Shimizu's testimony coincides with efforts by Prime Minister Yoshihiko Noda's government to restart two idled nuclear reactors in western Japan to cope with possible power shortages when electricity demand peaks in July and August.
All of Japan's 50 reactors have gone offline since the crisis and Tokyo has been trying to win local communities' agreement for the restarts despite persistent public concerns about safety and delays in setting up a new nuclear regulator.
The government is also thrashing out a new energy strategy after scrapping a 2010 plan that would have boosted nuclear power's share of electricity to more than 50 percent by 2030 from around 30 percent before the disaster.
UNPREPARED FOR RISKS
Shimizu, who stepped down in June last year as president of the utility, known as Tepco, has been questioned in parliament but Friday is the first time he appears publicly in front of one of the three main inquiries that have looked into the disaster.
He and other Tepco executives had said repeatedly that the scale of the natural disaster was unpredictable, but company documents have shown the utility was well aware of the risk.

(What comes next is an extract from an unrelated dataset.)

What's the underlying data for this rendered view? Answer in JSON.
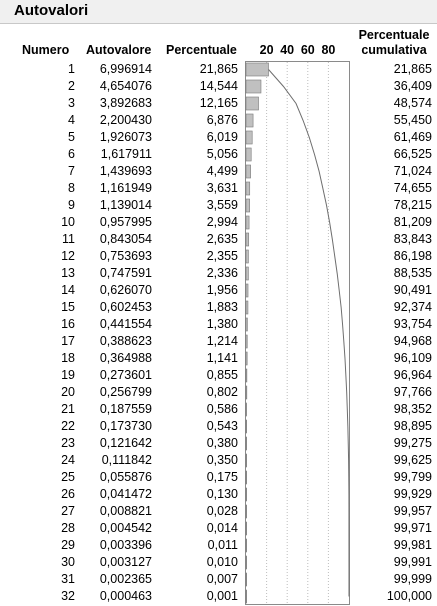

Kan, who himself resigned last year after harsh criticism of his handling of the crisis, told the panel last week he had rushed to Tepco headquarters on March 15 to order Shimizu not to withdraw all the utility's workers.
Tepco, however, has denied it planned a full-scale pullout from the plant, which lost power and cooling capacity after a massive earthquake and the tsunami devastated the facility.
Shimizu quickly became a target of public outrage in the early days and weeks of the crisis.
The governor of Fukushima prefecture, where the stricken plant is located, on two occasions refused to meet him when the president visited to apologize.
But in a sign of the close ties that bind corporate Japan, Shimizu will later this month become an outside board member of Fuji Oil Co., which is owned by AOC Holdings Inc., a firm in which Tepco has an 8.7 percent stake.
Tepco itself, burdened with massive compensation and clean-up costs from the disaster, will be taken over by the government through a 1 trillion yen ($12.6 billion) injection of public funds to be approved at a shareholders' meeting this month.
The eventual cost of the disaster has been estimated at more than $100 billion. Last week, Tepco said the radiation release from Fukushima's meltdowns was more than twice initial estimates.